I would gladly pay $400 - $600 if I could have a version of cursor that allowed me to use a Local LLM. It’s a sad situation.
Yes, you can use the Cursor AI IDE with a locally run LLM, but it’s not a straightforward native feature and typically requires a workaround. Here’s a breakdown:
How it generally works:
- Local LLM Setup: You’ll need to have your LLM running locally. Popular options for this include using tools like Ollama or LM Studio, which allow you to download and serve various open-source models.
- Exposing the Local LLM: Cursor doesn’t directly recognize localhost addresses for LLM endpoints.
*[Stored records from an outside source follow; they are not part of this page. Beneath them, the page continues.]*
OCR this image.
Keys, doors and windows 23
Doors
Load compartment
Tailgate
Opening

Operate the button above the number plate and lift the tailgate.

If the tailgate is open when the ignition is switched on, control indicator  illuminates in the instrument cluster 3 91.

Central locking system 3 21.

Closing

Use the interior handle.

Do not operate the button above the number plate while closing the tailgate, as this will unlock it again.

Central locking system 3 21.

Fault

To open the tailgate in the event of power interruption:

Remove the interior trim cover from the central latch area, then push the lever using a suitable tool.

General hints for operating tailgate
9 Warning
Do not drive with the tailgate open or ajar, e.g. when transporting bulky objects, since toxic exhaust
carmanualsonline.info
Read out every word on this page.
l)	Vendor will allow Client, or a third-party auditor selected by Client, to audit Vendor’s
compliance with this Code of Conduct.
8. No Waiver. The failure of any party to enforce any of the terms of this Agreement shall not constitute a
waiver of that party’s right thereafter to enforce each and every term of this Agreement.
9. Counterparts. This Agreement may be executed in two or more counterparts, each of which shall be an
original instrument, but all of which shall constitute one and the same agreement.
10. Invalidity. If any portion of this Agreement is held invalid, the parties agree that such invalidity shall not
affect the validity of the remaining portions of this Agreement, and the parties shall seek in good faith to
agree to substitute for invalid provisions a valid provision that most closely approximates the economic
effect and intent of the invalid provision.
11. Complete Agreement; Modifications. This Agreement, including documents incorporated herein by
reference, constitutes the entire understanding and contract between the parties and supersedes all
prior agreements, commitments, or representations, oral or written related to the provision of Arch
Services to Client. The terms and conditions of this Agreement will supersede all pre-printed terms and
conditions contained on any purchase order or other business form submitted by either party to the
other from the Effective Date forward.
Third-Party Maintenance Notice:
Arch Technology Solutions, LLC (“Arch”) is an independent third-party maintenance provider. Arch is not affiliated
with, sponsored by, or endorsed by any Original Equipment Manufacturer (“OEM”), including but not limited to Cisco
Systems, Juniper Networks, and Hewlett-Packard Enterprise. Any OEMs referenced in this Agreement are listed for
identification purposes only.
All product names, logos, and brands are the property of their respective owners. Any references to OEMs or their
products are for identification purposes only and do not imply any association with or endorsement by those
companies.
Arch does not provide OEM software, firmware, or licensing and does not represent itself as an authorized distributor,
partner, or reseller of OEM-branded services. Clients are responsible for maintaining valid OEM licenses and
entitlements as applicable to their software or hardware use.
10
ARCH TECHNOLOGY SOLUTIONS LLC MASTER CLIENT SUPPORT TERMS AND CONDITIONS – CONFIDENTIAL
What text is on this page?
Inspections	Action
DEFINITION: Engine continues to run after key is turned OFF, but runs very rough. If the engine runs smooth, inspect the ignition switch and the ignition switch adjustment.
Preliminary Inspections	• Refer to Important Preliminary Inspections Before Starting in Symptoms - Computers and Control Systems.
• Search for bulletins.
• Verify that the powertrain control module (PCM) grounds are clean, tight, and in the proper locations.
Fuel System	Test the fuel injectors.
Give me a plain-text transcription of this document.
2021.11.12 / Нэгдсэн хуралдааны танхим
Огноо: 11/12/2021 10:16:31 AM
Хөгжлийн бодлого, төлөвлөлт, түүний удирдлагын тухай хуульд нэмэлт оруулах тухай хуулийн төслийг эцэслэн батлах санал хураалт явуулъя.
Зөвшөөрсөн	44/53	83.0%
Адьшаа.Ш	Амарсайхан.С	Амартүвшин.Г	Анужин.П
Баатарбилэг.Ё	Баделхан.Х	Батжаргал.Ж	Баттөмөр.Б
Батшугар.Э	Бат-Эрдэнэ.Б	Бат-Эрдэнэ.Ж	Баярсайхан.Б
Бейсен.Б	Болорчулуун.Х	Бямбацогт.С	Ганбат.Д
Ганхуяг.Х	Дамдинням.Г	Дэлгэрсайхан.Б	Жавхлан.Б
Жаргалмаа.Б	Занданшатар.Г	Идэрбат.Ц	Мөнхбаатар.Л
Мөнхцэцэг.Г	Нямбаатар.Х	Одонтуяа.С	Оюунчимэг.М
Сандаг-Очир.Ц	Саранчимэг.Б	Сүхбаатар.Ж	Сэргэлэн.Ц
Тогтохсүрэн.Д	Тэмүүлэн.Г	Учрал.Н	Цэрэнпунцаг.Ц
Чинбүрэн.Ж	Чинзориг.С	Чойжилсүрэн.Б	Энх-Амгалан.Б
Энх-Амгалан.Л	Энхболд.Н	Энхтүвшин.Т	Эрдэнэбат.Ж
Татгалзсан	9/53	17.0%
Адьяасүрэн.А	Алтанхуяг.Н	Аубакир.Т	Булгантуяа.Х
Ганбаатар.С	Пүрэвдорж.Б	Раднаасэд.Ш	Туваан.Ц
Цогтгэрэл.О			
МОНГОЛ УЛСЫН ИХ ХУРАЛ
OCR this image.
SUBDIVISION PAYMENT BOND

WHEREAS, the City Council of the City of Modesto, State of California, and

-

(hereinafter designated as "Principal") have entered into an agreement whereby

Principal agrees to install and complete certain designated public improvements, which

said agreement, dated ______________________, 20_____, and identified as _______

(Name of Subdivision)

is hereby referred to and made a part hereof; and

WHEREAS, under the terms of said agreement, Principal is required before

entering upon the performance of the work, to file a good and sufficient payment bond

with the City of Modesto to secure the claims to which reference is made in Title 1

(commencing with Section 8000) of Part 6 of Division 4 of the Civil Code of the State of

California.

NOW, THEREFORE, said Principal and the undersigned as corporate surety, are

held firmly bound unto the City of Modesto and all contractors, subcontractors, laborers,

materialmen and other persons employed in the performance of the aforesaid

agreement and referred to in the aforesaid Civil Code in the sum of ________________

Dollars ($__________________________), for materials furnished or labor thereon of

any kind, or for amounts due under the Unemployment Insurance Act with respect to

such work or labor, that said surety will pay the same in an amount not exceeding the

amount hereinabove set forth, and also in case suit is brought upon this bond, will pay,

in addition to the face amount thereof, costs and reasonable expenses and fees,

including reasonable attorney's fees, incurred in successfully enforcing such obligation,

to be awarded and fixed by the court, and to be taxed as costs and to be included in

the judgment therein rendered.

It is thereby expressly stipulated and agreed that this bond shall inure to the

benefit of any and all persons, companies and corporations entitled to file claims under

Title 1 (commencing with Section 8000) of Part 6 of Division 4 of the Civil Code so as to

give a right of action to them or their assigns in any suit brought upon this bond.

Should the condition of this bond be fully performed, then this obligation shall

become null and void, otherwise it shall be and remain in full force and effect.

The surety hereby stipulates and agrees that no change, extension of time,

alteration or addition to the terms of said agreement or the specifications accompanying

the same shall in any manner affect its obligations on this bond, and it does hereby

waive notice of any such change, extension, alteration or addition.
Therefore, you need to expose your local LLM to an external URL. Tools like ngrok are commonly used for this. ngrok creates a secure tunnel from a public URL to your local machine.
- Cursor Configuration:
- In Cursor’s settings, you’ll typically go to the “Models” or “AI Settings” section.
- You’ll need to enable the option to use a custom OpenAI API endpoint.
- You’ll then input the ngrok URL (followed by /v1 to mimic the OpenAI API structure) as the custom API base URL.
- You might need to provide a placeholder API key (any random string often works for local setups not requiring actual authentication with OpenAI).
- You’ll then add your local model’s name as it’s recognized by your local LLM server (e.g., the model tag from Ollama).
- It’s usually recommended to disable other cloud-based models in Cursor to ensure it uses your local setup.
Important Considerations:
- Not Officially Supported for all Setups: While a workaround exists, Cursor’s official documentation states they “do not provide support for custom local LLM setups or other API formats” beyond those compatible with the OpenAI API format.
- Online Requirement (for ngrok): Using ngrok means that while the LLM processing happens locally, your computer still needs an internet connection for Cursor to communicate with the LLM via the ngrok tunnel.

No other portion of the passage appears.